Former All Black Dan Carter. Photo / Supplied
Former All Black Dan Carter and Tim Harper talk to Rahul Bhattarai about new digital art business, Glorious.
What does your business do?
Tim: Glorious is a creative studio and marketplace, where the world’s finest
artists can create and sell their digital art online in the form of non-fungible tokens (NFTs). [NFTs are virtual tokens that use blockchain technology to record proof of ownership of unique or scarce items].
We are currently working with artists, musicians, athletes, and copyright holders, including Six60 and Dick Frizzell.
Why did you name your business Glorious?
Tim: When four of us co-founders Scott McLiver, Murray Thom and Dan Carter met on our first zoom call during the 2021 February lockdown. Murray instantaneously named the company Glorious.
What was the motivation for starting it?
Dan: As I approached the final stages of my career, what drove me initially was the understanding of a new commercial opportunity for athletes.
Because professional sport is the space that’s been driving me for the last 18 years it was nice to be back at the start line learning new skills. The more I learned about blockchain technology the more I realised its potential and different ways to create rare but desirable content for our fans to own or even trade if they wish.
There have been so many examples in the NFT space recently that have caught my eye – from NBA’s TopShot, Tom Brady’s NFT platform to even the legendary Lionel Messi doing his NFT project last month.
Tim: We were intrigued by this idea that a content creator can now upload something online and prove that they are the original owners of their work using blockchain technology. We also loved that NFTs enabled artists to earn perpetual royalties whenever their work is sold on the secondary marketplace. This is a revenue stream that until now hadn’t been unattainable by artists.
Soon after our first meeting, a digital artist called Beeple sold an NFT of his work for US$69 million ($100m) at Christie’s auction house. And this sale gave us confidence about the market and the potential appetite for people to own original, authenticated digital art.
What kind of experience or background do you have that made you good co-founders for this gig?
Dan: Like any sports team, for any good business, you will also need a culture, vision, and values we live by day to day, that is something I worked on in the early days with the Glorious team. With my experience of being a professional rugby player, having worked with a lot of commercial partners over the years I hope to be able to connect with the right people to join us in this Glorious journey we are on.
Tim: I have a Masters in Science from Otago University and have spent the past decade working as a creative director and producer across music, publishing, and film production. I co-created The Great New Zealand Songbook with Murray Thom and together we created The Great New Zealand Cookbook – including various spin-offs – and more recently, the Offering project where we raised over $500,000 for The Salvation Army. My favorite thing in the world is collaborating with creatives to create beautiful, unique projects that bring joy to both the giver and the receiver.
How big is the team today?
Tim: We are eight of us, including [former Solicitor General] Michael Heron, who is our chairman and a director and we have two technology partners, Sylo and Centrality.
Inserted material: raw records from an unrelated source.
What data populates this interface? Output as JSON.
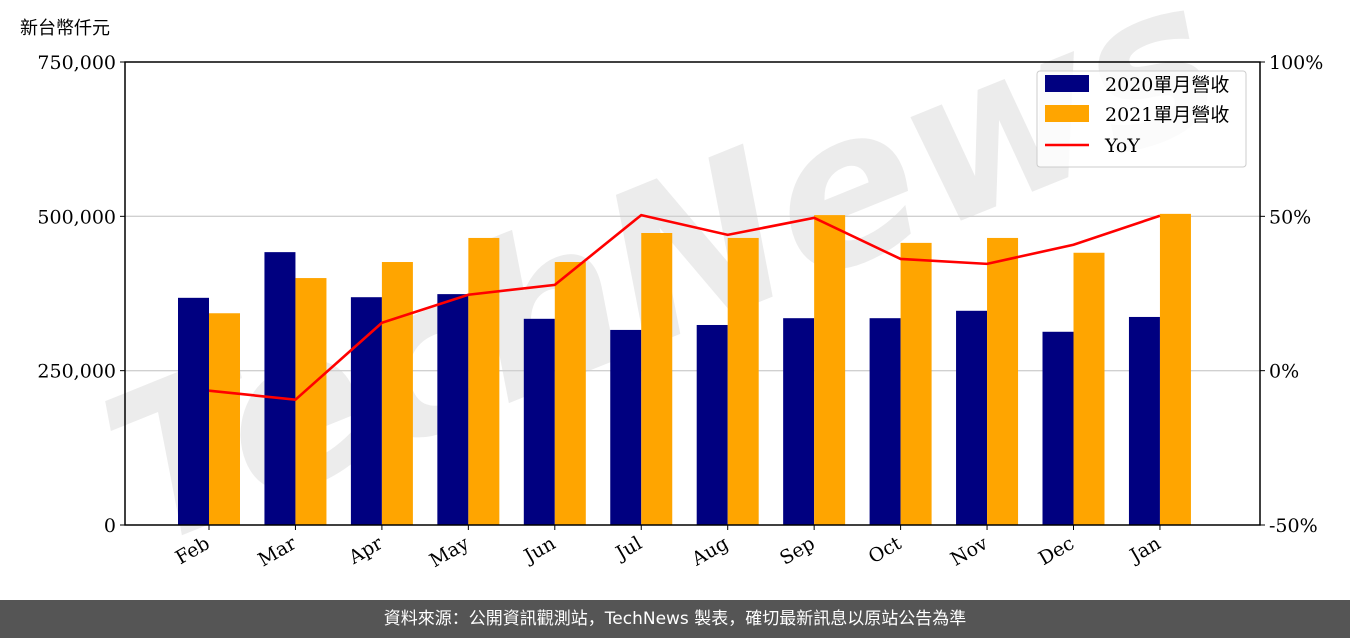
{
  "chart_data": {
    "type": "bar+line",
    "ylabel_left": "新台幣仟元",
    "categories": [
      "Feb",
      "Mar",
      "Apr",
      "May",
      "Jun",
      "Jul",
      "Aug",
      "Sep",
      "Oct",
      "Nov",
      "Dec",
      "Jan"
    ],
    "series": [
      {
        "name": "2020單月營收",
        "type": "bar",
        "color": "#000080",
        "axis": "left",
        "values": [
          368000,
          442000,
          369000,
          374000,
          334000,
          316000,
          324000,
          335000,
          335000,
          347000,
          313000,
          337000
        ]
      },
      {
        "name": "2021單月營收",
        "type": "bar",
        "color": "#FFA500",
        "axis": "left",
        "values": [
          343000,
          400000,
          426000,
          465000,
          426000,
          473000,
          465000,
          502000,
          457000,
          465000,
          441000,
          504000
        ]
      },
      {
        "name": "YoY",
        "type": "line",
        "color": "#FF0000",
        "axis": "right",
        "values": [
          -6.5,
          -9.4,
          15.5,
          24.6,
          27.8,
          50.4,
          44.0,
          49.5,
          36.2,
          34.6,
          40.8,
          50.2
        ]
      }
    ],
    "ylim_left": [
      0,
      750000
    ],
    "yticks_left": [
      "0",
      "250,000",
      "500,000",
      "750,000"
    ],
    "ylim_right": [
      -50,
      100
    ],
    "yticks_right": [
      "-50%",
      "0%",
      "50%",
      "100%"
    ],
    "grid": "horizontal",
    "legend": "top-right"
  },
  "watermark": "TechNews",
  "footer": "資料來源：公開資訊觀測站，TechNews 製表，確切最新訊息以原站公告為準"
}
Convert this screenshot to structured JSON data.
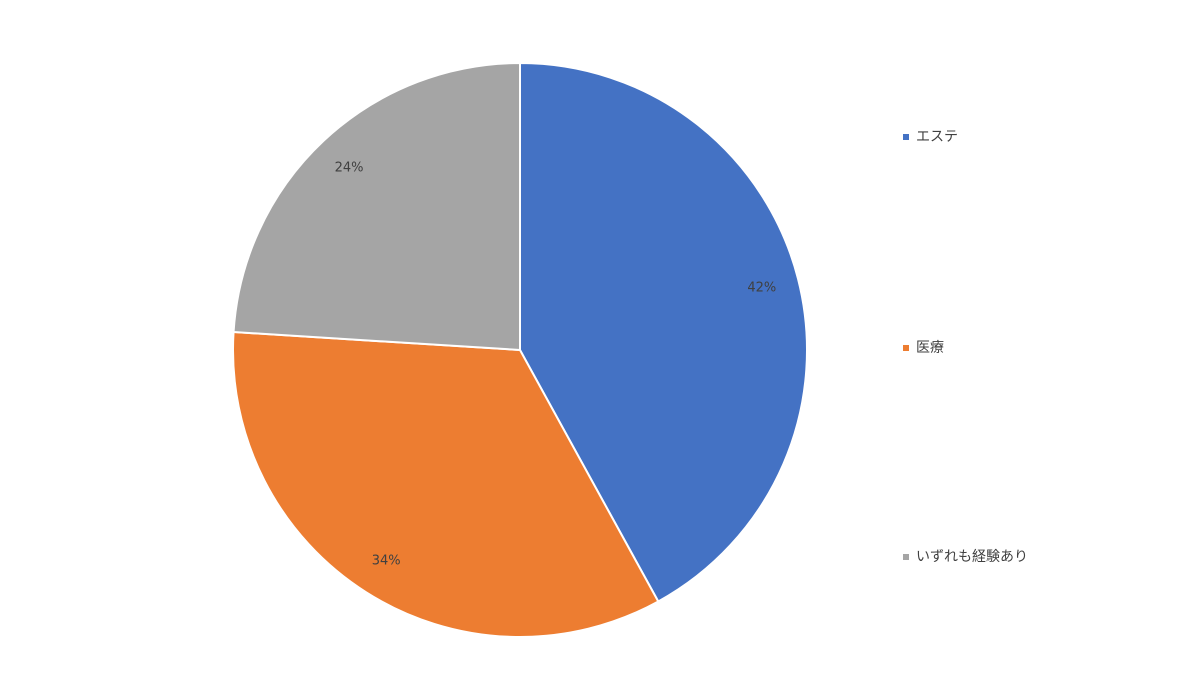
{
  "chart_data": {
    "type": "pie",
    "categories": [
      "エステ",
      "医療",
      "いずれも経験あり"
    ],
    "values": [
      42,
      34,
      24
    ],
    "value_labels": [
      "42%",
      "34%",
      "24%"
    ],
    "colors": [
      "#4472c4",
      "#ed7d31",
      "#a5a5a5"
    ],
    "legend": "right"
  }
}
Sylo is a software development house focused on developing communications and FinTech solutions. Centrality is the creators of the Cennznet blockchain, which is a greener, proof of stake blockchain specifically focused on improving the experience of creating and deploying non-fungible assets.
What’s your focus for the remainder of the year?
Tim: Our focus is to educate people about NFTs and digital art. More importantly, we want to create an amazing user experience that facilitates the discovery, purchase, and display of art on digital screens at home.
What are your long-term plans, and where do you see the brand in five years?
Tim: Our long-term plan is to make NFTs mainstream in New Zealand and to be a significant Kiwi tech start-up in the world.
How does your business stand out in comparison to other businesses in the market – what makes it unique?
Tim: What differentiates Glorious from other NFT marketplaces is our singular focus on creating work that is truly enduring and is anchored around artistic quality. We are firmly positioning ourselves at the premium end of the market as we believe it is the “masterpiece” and NFTs that will endure, not the “cash grab” NFTs that are currently flooding the market.
We want to partner with content creators who value brand integrity, stewardship, protection, and legacy as much as we do. We offer an end-to-end solution for both content creators and their customers.
The digital collections created and released through Glorious are designed to be shared and displayed like works of art, whether that be on your smartphone, your home television screen, or a digital frame at the office.
What does the competition look like in this market?
Tim: While we are the first NFT creative studio and marketplace in New Zealand, we expect to see huge growth in this area over the next two years at the local level. Internationally, we are excited to announce over the coming weeks some partnerships that we have lined up which will hopefully see Glorious become a truly, international brand.
Our approach to digital art centers around the creation of enduring work that benefit all parties involved.
What advice do you give to people wanting to start a business?
Dan: It’s important to surround yourself with the right people. People you can trust and have the same drive and desire as you. Most importantly have a growth mindset and be open to learning new things every day.